胃の疾患・症例
胃は腹部にある袋状の臓器で、食道と小腸の間にあります。小腸は十二指腸、空腸、回腸の3つの部分に分かれており、胃の出口は十二指腸とつながっています。
胃がん
胃がんとは・・・

胃がんは、胃の壁の最も内側にある粘膜内の細胞が、何らかの原因でがん細胞になったものです。はじめは30~60μmの大きさで、年単位の時間がかかって5mm程度の大きさになるころから発見可能になります。
そのため、胃がん検診などで見つけられる大きさになるまでには、発生から何年もかかるといわれています。
「早期がん」・・・粘膜~粘膜下層
「進行がん」・・・筋層~漿膜
症状

胃がんは、早い段階で自覚症状が出ることは少なく、かなり進行しても無症状の場合があります。
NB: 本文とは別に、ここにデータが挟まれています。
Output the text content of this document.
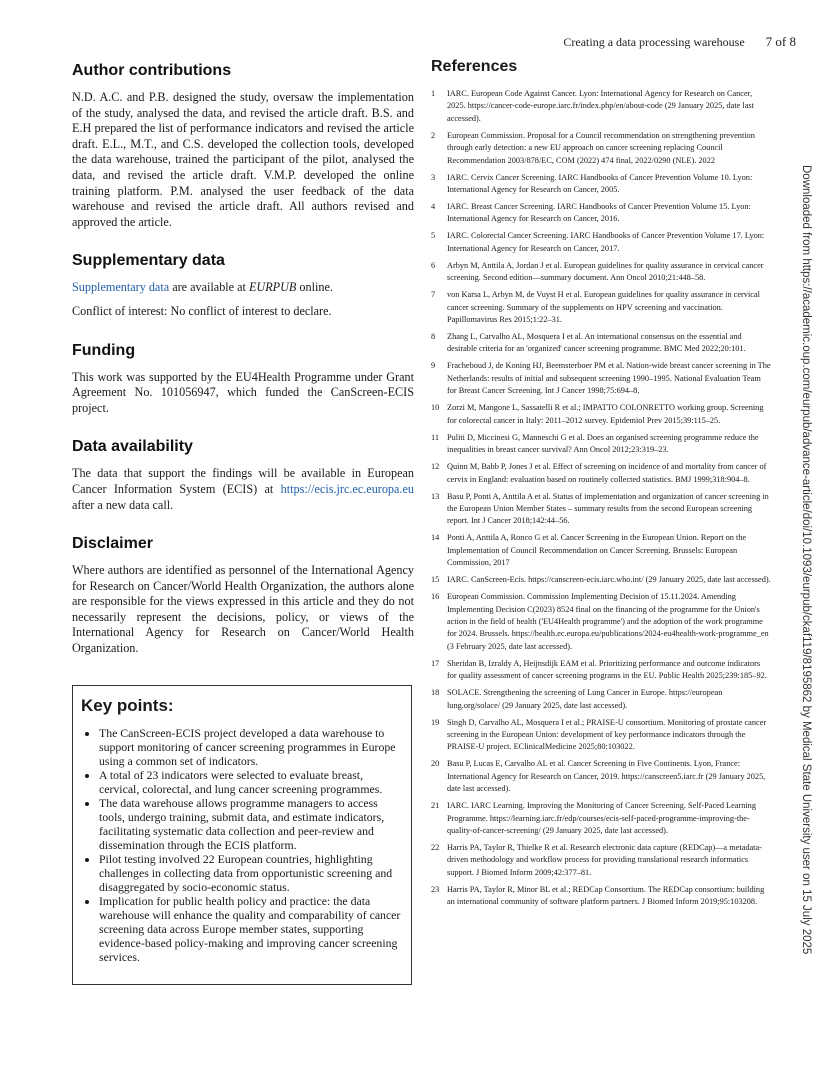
Creating a data processing warehouse 7 of 8
Downloaded from https://academic.oup.com/eurpub/advance-article/doi/10.1093/eurpub/ckaf119/8195862 by Medical State University user on 15 July 2025
Author contributions

N.D. A.C. and P.B. designed the study, oversaw the implementation of the study, analysed the data, and revised the article draft. B.S. and E.H prepared the list of performance indicators and revised the article draft. E.L., M.T., and C.S. developed the collection tools, developed the data warehouse, trained the participant of the pilot, analysed the data, and revised the article draft. V.M.P. developed the online training platform. P.M. analysed the user feedback of the data warehouse and revised the article draft. All authors revised and approved the article.

Supplementary data

Supplementary data are available at EURPUB online.

Conflict of interest: No conflict of interest to declare.

Funding

This work was supported by the EU4Health Programme under Grant Agreement No. 101056947, which funded the CanScreen-ECIS project.

Data availability

The data that support the findings will be available in European Cancer Information System (ECIS) at https://ecis.jrc.ec.europa.eu after a new data call.

Disclaimer

Where authors are identified as personnel of the International Agency for Research on Cancer/World Health Organization, the authors alone are responsible for the views expressed in this article and they do not necessarily represent the decisions, policy, or views of the International Agency for Research on Cancer/World Health Organization.

Key points:
• The CanScreen-ECIS project developed a data warehouse to support monitoring of cancer screening programmes in Europe using a common set of indicators.
• A total of 23 indicators were selected to evaluate breast, cervical, colorectal, and lung cancer screening programmes.
• The data warehouse allows programme managers to access tools, undergo training, submit data, and estimate indicators, facilitating systematic data collection and peer-review and dissemination through the ECIS platform.
• Pilot testing involved 22 European countries, highlighting challenges in collecting data from opportunistic screening and disaggregated by socio-economic status.
• Implication for public health policy and practice: the data warehouse will enhance the quality and comparability of cancer screening data across Europe member states, supporting evidence-based policy-making and improving cancer screening services.
References
1 IARC. European Code Against Cancer. Lyon: International Agency for Research on Cancer, 2025. https://cancer-code-europe.iarc.fr/index.php/en/about-code (29 January 2025, date last accessed).
2 European Commission. Proposal for a Council recommendation on strengthening prevention through early detection: a new EU approach on cancer screening replacing Council Recommendation 2003/878/EC, COM (2022) 474 final, 2022/0290 (NLE). 2022
3 IARC. Cervix Cancer Screening. IARC Handbooks of Cancer Prevention Volume 10. Lyon: International Agency for Research on Cancer, 2005.
4 IARC. Breast Cancer Screening. IARC Handbooks of Cancer Prevention Volume 15. Lyon: International Agency for Research on Cancer, 2016.
5 IARC. Colorectal Cancer Screening. IARC Handbooks of Cancer Prevention Volume 17. Lyon: International Agency for Research on Cancer, 2017.
6 Arbyn M, Anttila A, Jordan J et al. European guidelines for quality assurance in cervical cancer screening. Second edition—summary document. Ann Oncol 2010;21:448–58.
7 von Karsa L, Arbyn M, de Vuyst H et al. European guidelines for quality assurance in cervical cancer screening. Summary of the supplements on HPV screening and vaccination. Papillomavirus Res 2015;1:22–31.
8 Zhang L, Carvalho AL, Mosquera I et al. An international consensus on the essential and desirable criteria for an 'organized' cancer screening programme. BMC Med 2022;20:101.
9 Fracheboud J, de Koning HJ, Beemsterboer PM et al. Nation-wide breast cancer screening in The Netherlands: results of initial and subsequent screening 1990–1995. National Evaluation Team for Breast Cancer Screening. Int J Cancer 1998;75:694–8.
10 Zorzi M, Mangone L, Sassatelli R et al.; IMPATTO COLONRETTO working group. Screening for colorectal cancer in Italy: 2011–2012 survey. Epidemiol Prev 2015;39:115–25.
11 Puliti D, Miccinesi G, Manneschi G et al. Does an organised screening programme reduce the inequalities in breast cancer survival? Ann Oncol 2012;23:319–23.
12 Quinn M, Babb P, Jones J et al. Effect of screening on incidence of and mortality from cancer of cervix in England: evaluation based on routinely collected statistics. BMJ 1999;318:904–8.
13 Basu P, Ponti A, Anttila A et al. Status of implementation and organization of cancer screening in the European Union Member States – summary results from the second European screening report. Int J Cancer 2018;142:44–56.
14 Ponti A, Anttila A, Ronco G et al. Cancer Screening in the European Union. Report on the Implementation of Council Recommendation on Cancer Screening. Brussels: European Commission, 2017
15 IARC. CanScreen-Ecis. https://canscreen-ecis.iarc.who.int/ (29 January 2025, date last accessed).
16 European Commission. Commission Implementing Decision of 15.11.2024. Amending Implementing Decision C(2023) 8524 final on the financing of the programme for the Union's action in the field of health ('EU4Health programme') and the adoption of the work programme for 2024. Brussels. https://health.ec.europa.eu/publications/2024-eu4health-work-programme_en (3 February 2025, date last accessed).
17 Sheridan B, Izraldy A, Heijnsdijk EAM et al. Prioritizing performance and outcome indicators for quality assessment of cancer screening programs in the EU. Public Health 2025;239:185–92.
18 SOLACE. Strengthening the screening of Lung Cancer in Europe. https://european lung.org/solace/ (29 January 2025, date last accessed).
19 Singh D, Carvalho AL, Mosquera I et al.; PRAISE-U consortium. Monitoring of prostate cancer screening in the European Union: development of key performance indicators through the PRAISE-U project. EClinicalMedicine 2025;80:103022.
20 Basu P, Lucas E, Carvalho AL et al. Cancer Screening in Five Continents. Lyon, France: International Agency for Research on Cancer, 2019. https://canscreen5.iarc.fr (29 January 2025, date last accessed).
21 IARC. IARC Learning. Improving the Monitoring of Cancer Screening. Self-Paced Learning Programme. https://learning.iarc.fr/edp/courses/ecis-self-paced-programme-improving-the-quality-of-cancer-screening/ (29 January 2025, date last accessed).
22 Harris PA, Taylor R, Thielke R et al. Research electronic data capture (REDCap)—a metadata-driven methodology and workflow process for providing translational research informatics support. J Biomed Inform 2009;42:377–81.
23 Harris PA, Taylor R, Minor BL et al.; REDCap Consortium. The REDCap consortium: building an international community of software platform partners. J Biomed Inform 2019;95:103208.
代表的な症状は、胃痛・不快感・違和感、胸やけ、吐き気、食欲不振、体重減少などがありますが、これらは胃がん特有の症状ではなく、胃炎や胃潰瘍の場合でも起こります。
検査をしなければ確定診断はできませんので、症状に応じた胃薬をのんで様子をみるよりも、まず医療機関を受診し、検査を受けることが重要です。
急性胃炎
急性胃炎とは・・・
急性胃炎は、さまざまな原因で起きる胃粘膜の炎症で、日常的にも起こりやすい病気です。 大きくわけて、暴飲暴食・アルコールや薬、ストレスなどの刺激によるものと、感染症やアレルギーなど体の中からのものが上げられます。
症状
胃のあたりに不快感や痛み、胃のむかつきや嘔吐(時には吐血することも)、食欲不振などがあります。
慢性胃炎(表層性胃炎・萎縮性胃炎)
慢性胃炎(表層性胃炎・萎縮性胃炎)とは・・・
慢性胃炎の初期を「表層性胃炎」といい、粘膜は赤く充血しています。表層性胃炎が何年も続くと「萎縮性胃炎」に変わります。この時、粘膜は薄くザラザラになっています。 表層性胃炎が「炎症の火が燃えた状態」にたとえるなら萎縮性胃炎は「燃え尽きた後」にたとえられます。細胞が分裂する活力を失い、細胞の数が減少します。粘膜が薄く、もろくて弱くなります。内視鏡検査で見られる慢性胃炎はそのほとんどがピロリ菌の感染により起こると言われています。
症状
症状はない場合が多いのですが、上腹部痛、腹部膨満感、吐き気などの症状が起こることもあります。
■参考
内視鏡.COM
胃・十二指腸潰瘍
胃・十二指腸潰瘍とは・・・
ピロリ菌や非ステロイド性抗炎症薬、胃酸などによって、胃や十二指腸の粘膜が傷つけられ、粘膜や組織の一部がなくなる病気です。
症状
上腹部の痛みや胸やけ、膨満感、食欲不振などの症状が起こります。症状は数日ないし数週間続き、胃潰瘍では食後、十二指腸潰瘍では夜間や空腹時の痛みが特徴的になります。潰瘍から出血した場合には、血を吐いたり、便が真っ黒くなることがあります。